Alternative zur Riester-Rente

Handelsblatt, 19.07.2021

Dieser Artikel ist eine Zusammenfassung des VZ mit Ergänzungen.

Die Basisrente ist ideal für Unternehmer, Selbstständige und Führungskräfte, die steuerbegünstigt für das Alter vorsorgen möchten. Anbieter punkten mit niedrigen Gebühren und höheren Renditechancen. Tom Friess rechnet vor, wie viel Alterskapital man damit aufbauen kann.

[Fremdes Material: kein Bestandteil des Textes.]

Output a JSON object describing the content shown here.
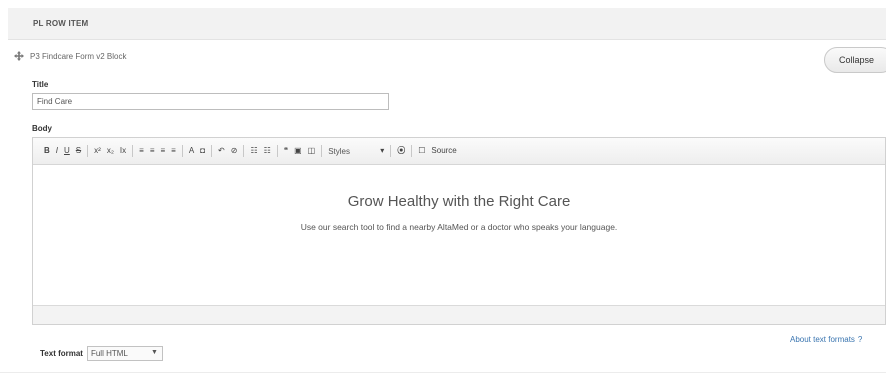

Die Basisrente ist eine Vorsorgeform für Steuerpflichtige, die sich steuerbegünstigt eine zusätzliche Altersvorsorge aufbauen möchten. Vielfach wird sie genutzt von Erwerbstätigen mit hohen Einkünften, wie Selbstständigen, Freiberuflern und angestellten Topverdienern. Die Beiträge zur Basisrente dürfen in beträchtlicher Höhe steuerlich geltend gemacht werden. 

23.724 Euro steuerlich absetzen

2021 können Ledige 25.787 Euro in die Basisrente einzahlen, Ehepaare mit 51.574 Euro das Doppelte. 92 Prozent davon können als Vorsorgeaufwand in der Steuererklärung angeben werden, das sind 23.724 Euro für Ledige und 47.448 Euro für Ehepaare. Der Anteil, der steuerlich absetzbar ist, steigt bis 2025 auf 100 Prozent. Das Alterskapital wird zu Rentenbeginn in eine lebenslange Leibrente umgewandelt, die zum dann aufgrund des wegfallenden Erwerbseinkommens meist niedrigeren persönlichen Steuersatz versteuert werden. Die Basisrente ist pfändungssicher und das Kapital wird nicht auf das Arbeitslosengeld II angerechnet. Allerdings kann man die Basisrente nicht kündigen, verkaufen, übertragen oder vererben.

"Nicht wenige nutzen die Basisrente auch, um ihre Vorsorgestrategie zu vervollständigen", sagt Tom Friess, Geschäftsführer des VZ VermögensZentrums. "Ein Beispiel: Um eher aus dem Arbeitsleben aussteigen zu können, zahlt ein Arbeitnehmer noch in die Förderrente ein. Die verschafft ihm später ein sicheres Zusatzeinkommen, um das er sich nicht kümmern muss."

Vermögensverwalter und Versicherungen bieten Basisrenten an, bei denen die Beiträge nicht in klassische oder fondsgebundene Rentenversicherungen fließen, sondern in Wertpapiere wie ETFs. Diese Angebote sind kostengünstiger und eröffnen höhere Renditechancen. Anders als bei Riester-Verträgen können die Depots, je nach Risikoprofil des Vorsorgesparers, zu bis zu 100 Prozent aus Aktien-ETFs bestehen.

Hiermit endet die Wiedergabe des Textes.